You are viewing a plain text version of this content. The canonical link for it is here.
Posted to user@accumulo.apache.org by Arvind Shyamsundar <ar...@microsoft.com> on 2020/04/03 16:54:35 UTC
RE: [EXTERNAL] Re: Accumulo on S3

hi Josh - I do have a recording of your talk from Nov 12, 2019. Let me separately work with Marc Parisi and yourself on an appropriate way to share broadly and then we can update this thread.

Thanks.

Arvind Shyamsundar

-----Original Message-----
From: Josh Elser <el...@apache.org> 
Sent: Friday, April 3, 2020 9:10 AM
To: user@accumulo.apache.org
Subject: [EXTERNAL] Re: Accumulo on S3

It sounds like you're running into the known S3 consistency issues. 
However, I don't know what exactly EMRFS is supposed to support all of the things that Accumulo requires. I would assume that EMRFS should be bridging the gap from S3 (a blobstore) to a consistent, distributed FileSystem that Accumulo provides. Their summary[1] indicates that consistent listings and read-after-write is solve which is a big problem. Not sure if you are supposed to also get atomic rename from it.

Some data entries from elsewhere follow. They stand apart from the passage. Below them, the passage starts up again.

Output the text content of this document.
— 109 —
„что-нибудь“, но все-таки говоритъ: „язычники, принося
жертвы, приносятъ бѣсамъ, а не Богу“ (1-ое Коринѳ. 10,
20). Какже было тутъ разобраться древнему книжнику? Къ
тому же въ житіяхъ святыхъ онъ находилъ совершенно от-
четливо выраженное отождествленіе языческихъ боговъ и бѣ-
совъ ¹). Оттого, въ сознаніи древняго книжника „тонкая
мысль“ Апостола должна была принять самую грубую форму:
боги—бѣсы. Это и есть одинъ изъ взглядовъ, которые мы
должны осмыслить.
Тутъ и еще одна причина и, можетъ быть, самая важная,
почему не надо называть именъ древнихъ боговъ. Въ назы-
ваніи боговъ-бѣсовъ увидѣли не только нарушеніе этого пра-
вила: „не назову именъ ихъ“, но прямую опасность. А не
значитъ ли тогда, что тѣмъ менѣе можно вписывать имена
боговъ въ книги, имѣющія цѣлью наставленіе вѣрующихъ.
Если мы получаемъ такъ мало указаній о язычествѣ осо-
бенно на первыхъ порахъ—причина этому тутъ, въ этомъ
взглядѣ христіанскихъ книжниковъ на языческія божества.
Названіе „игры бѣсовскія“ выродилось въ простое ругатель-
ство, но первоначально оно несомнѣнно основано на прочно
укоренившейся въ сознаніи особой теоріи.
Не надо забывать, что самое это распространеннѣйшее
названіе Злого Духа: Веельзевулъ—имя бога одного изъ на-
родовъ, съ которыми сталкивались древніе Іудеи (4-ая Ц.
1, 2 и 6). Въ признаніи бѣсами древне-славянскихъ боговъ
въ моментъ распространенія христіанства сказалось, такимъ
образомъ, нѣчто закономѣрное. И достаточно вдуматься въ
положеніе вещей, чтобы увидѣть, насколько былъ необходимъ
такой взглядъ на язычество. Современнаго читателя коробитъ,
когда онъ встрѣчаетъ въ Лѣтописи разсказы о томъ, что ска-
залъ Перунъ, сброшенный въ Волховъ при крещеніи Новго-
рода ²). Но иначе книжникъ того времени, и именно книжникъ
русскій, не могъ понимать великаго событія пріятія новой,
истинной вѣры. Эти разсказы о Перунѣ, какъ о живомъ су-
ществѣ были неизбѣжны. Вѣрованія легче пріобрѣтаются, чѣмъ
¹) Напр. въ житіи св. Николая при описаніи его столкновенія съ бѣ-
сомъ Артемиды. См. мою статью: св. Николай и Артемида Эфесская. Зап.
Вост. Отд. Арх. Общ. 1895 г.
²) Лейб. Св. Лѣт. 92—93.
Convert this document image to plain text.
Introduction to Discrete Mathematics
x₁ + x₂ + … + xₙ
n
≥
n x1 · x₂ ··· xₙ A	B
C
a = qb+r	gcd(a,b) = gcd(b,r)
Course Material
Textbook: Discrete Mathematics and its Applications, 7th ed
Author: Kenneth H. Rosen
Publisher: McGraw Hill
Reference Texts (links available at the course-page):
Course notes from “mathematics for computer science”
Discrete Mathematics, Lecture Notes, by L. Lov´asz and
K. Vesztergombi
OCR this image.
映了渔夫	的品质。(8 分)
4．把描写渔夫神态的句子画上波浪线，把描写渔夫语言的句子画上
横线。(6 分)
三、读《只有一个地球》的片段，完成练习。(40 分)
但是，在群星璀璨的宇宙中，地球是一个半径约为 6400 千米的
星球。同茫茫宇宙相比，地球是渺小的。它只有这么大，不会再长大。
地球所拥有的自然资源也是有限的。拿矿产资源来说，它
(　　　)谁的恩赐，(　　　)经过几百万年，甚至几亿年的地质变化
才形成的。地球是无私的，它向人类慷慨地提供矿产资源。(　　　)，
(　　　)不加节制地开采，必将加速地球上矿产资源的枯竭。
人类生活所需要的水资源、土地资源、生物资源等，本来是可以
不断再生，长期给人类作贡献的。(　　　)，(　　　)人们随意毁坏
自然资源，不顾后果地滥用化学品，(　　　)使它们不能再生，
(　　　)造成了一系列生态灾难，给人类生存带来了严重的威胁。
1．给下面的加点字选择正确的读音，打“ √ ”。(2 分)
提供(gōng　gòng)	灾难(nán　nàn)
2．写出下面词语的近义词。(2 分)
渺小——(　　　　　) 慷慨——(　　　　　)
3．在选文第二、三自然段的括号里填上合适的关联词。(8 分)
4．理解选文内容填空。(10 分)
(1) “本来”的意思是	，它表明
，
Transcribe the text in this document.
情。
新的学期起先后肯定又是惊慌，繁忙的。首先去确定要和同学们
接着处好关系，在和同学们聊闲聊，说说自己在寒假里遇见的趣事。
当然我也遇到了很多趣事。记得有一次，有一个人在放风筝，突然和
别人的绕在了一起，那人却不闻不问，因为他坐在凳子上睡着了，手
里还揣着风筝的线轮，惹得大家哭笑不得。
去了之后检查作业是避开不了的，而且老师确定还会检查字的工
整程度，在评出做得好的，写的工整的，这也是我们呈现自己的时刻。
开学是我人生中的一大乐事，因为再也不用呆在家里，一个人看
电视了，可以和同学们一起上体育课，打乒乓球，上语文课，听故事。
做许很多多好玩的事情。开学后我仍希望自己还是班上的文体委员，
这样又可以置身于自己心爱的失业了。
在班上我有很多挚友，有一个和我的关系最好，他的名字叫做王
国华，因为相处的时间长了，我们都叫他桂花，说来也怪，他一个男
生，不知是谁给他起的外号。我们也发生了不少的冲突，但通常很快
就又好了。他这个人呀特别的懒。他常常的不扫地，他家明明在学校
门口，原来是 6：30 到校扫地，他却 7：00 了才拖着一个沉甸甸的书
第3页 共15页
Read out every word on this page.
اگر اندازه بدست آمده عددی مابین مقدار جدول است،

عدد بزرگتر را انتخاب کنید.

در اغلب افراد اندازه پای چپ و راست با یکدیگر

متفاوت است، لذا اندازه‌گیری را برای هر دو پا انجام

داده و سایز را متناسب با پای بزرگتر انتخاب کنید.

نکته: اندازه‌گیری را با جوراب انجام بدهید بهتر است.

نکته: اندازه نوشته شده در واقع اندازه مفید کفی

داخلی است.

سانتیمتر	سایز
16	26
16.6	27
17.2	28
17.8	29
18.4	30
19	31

This presentation[2] should be a good primer I put together earlier this year on cloud storage for BigTables which may help you understand what's going on. I gave it at a meetup here in MD a couple of months back, but I don't think we were recording it.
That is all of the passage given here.